Yields on Irish government bonds hit records on Tuesday, September 28. The yield on the 10-year government bond climbed by 0.25 percentage points on the day to 6.72%. Germany’s benchmark 10-year bond yielded 2.24% that day.

One thing scaring financial markets is that at 6.72% the yield on Irish bonds is about where the yield on Greek bonds was in April 2010 just about a month before the European Central Bank and the IMF (International Monetary Fund) had to step in with a rescue package to stabilize the financial markets. Greek bonds on September 29 were paying a yield of 11.02%.

The immediate cause of the jump in Irish yields was an announcement that on Thursday the government will unveil a plan to pump more money, a projected $6.7 billion, into Anglo Irish Bank. That would take the government’s total injection of capital into Anglo Irish up to $40 billion. And according to Standard & Poor’s that won’t be the end of the capital the government will need to pour into the bank. S&P estimates that the bank will need a total of $47 billion in government money.

Financial markets are worried that, first, the government’s plans will leave taxpayers saddled with billions in losses. The government wants to inject capital into Anglo Irish and other banks and then to split them into a government guaranteed savings and deposit institution and an asset-recovery bank that would manage whatever riskier assets are left after the worst loans have been transferred to the National Asset Management Agency.
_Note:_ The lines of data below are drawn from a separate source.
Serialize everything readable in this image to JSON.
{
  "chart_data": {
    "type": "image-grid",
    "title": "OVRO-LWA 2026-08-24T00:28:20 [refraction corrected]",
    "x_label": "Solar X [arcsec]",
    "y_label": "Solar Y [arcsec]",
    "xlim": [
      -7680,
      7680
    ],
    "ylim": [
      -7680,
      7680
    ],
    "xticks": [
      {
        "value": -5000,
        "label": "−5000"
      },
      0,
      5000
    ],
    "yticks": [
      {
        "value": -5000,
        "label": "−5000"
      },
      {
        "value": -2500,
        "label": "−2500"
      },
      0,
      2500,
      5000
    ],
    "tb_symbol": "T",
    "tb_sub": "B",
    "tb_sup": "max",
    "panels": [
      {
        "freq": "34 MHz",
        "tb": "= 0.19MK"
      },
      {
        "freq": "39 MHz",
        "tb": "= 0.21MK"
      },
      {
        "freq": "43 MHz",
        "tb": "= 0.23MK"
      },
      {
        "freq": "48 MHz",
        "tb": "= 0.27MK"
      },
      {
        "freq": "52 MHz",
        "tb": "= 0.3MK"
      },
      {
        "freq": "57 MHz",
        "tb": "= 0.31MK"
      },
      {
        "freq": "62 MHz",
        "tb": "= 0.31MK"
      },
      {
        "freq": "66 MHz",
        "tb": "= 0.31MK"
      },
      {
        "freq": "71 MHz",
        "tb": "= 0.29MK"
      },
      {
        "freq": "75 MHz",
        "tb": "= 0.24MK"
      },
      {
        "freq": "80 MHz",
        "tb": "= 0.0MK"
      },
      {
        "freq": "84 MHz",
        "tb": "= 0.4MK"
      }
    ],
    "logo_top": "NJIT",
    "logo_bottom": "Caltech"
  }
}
And second, financial markets are worried that this plan will ultimately undermine the government’s own program for reducing Ireland’s national budget deficit. That program is built around a combination of growth and, mostly, cuts in government spending. The financial markets fear, rightly I think, that selling an austerity budget (with more cuts in the offing) to voters who see billions going to prop up the banks that led the country into this crisis could become, what shall I say, problematic.

You don’t have to look far for a concrete example of what protest of budget cuts would look like: On September 29 workers in Spain staged that country’s first general strike in eight years to protest government budget cuts.